Music / animation
Review: Flit
Colston Hall, Wednesday October 26
Lau’s Martin Green is establishing a reputation as an ambitious composer. Last year he brought Crow Bones, his Gothic reconstruction of grim British folk songs to St George’s with a stark tableau of branches and bones and now there’s Flit, a more complex production on the themes of migration and resettlement. Despite the lightness of the title this was literally a gloomy experience, the lighting designed to allow animated projections to play an integral part alongside recorded speech samples and live music. The low-lit stage was set for a drama, the rough-hewn surfaces of a cave layered behind a variety of handmade musical devices – a rack of saws, a winding wheel, a highly strung framework – and an impressive wooden zoetrope wheel at the centre
In near darkness it began, with a disembodied Geordie voice singing heartily about pit closures in traditional style while the live performers filed into place. Then, after Green’s preamble about his own family’s history as Jewish refugees, principal singers Becky Unthank and Adam Holmes took over as the first animations began: crumpled paper brought to expressive life as characters moved across the scenery. The music built from mainly electronic sources with Adrian Utley’s spare and sweeping guitar and Dominic Aitchison’s methodical bass rarely overstating the rhythms and Green providing synth and occasional accordion. The harsh artificiality of the sound was a marked contrast with the raw naturalness of the vocals, perhaps an intentional reflection of the dislocations involved in migration and asylum. Thus This Place Was Once So Fine combined the rhythms of factory machinery with a simple traditional-sounding pastoral song, the diminutive Becky Unthank rising on the balls of her feet beside Adam Holmes’ rangy figure, their voices perfectly balanced.
A more conscious migratory music followed as guitar and bass chugged a loose ‘desert blues’ groove for a song about Saharan refugees, while the animations told a tale of storming destruction and desperate shelter to a massive crashing soundscape, its oppression finally relieved by a breathy solo Unthank vocal about Scottish migrants finding luxuries of wood washed ashore in Canada. It was a rare moment for the audience to applaud – not because the performances hadn’t warranted it but the seamless flow of sound and image had hardly paused. Another burst of supporting clapping followed Green’s escalatingly angry rant comparing the British response to the Kindertransport of child refugees in the 30s to the disgraceful events in Calais going on as we sat there – a good point well made. Things ended on a happier note, however, with the recorded voices of now-settled refugees talking of their success and security.

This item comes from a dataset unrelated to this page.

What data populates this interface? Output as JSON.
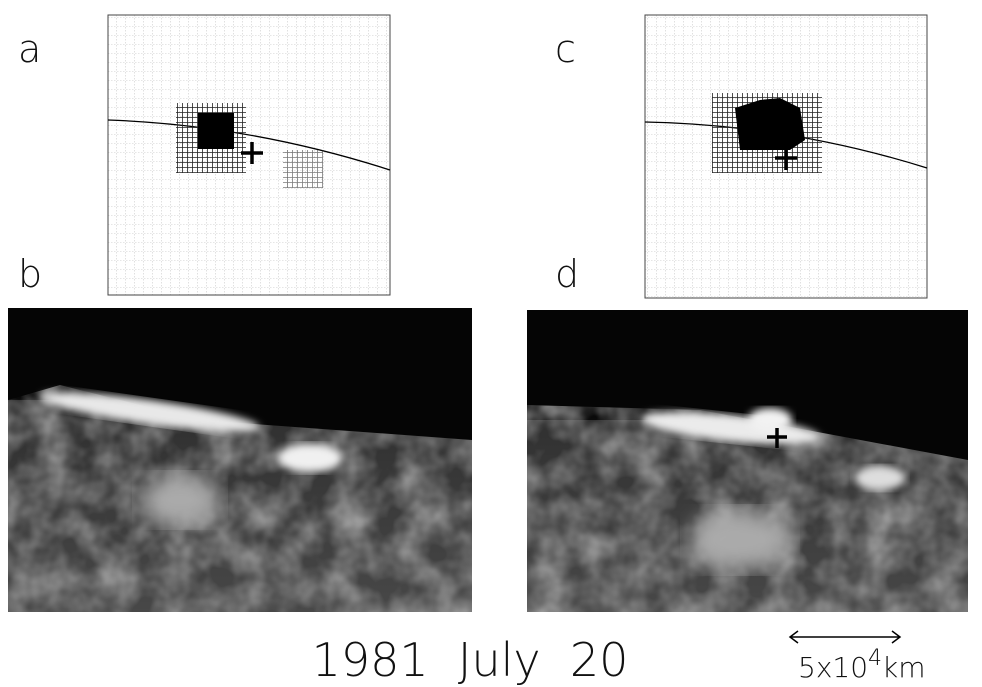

It had been an evening of fine moments – well-crafted songs and sound design throughout, amazingly vivid and original animation from whiterobot and good use of stage set and lighting (the whirling rumble of the zoetrope and its compelling animated characters was an especial treat). The performances were excellent, too, especially the all-important vocals. The only problem might have been holding the whole thing together as a piece – despite the seamless flow of events the different songwriting styles (four people had contributed) and the breadth of the topic made it more of an umbrella compilation than a coherent piece of drama. But, having said that, it was a damn fine umbrella and what could be more metaphorically appropriate, anyway?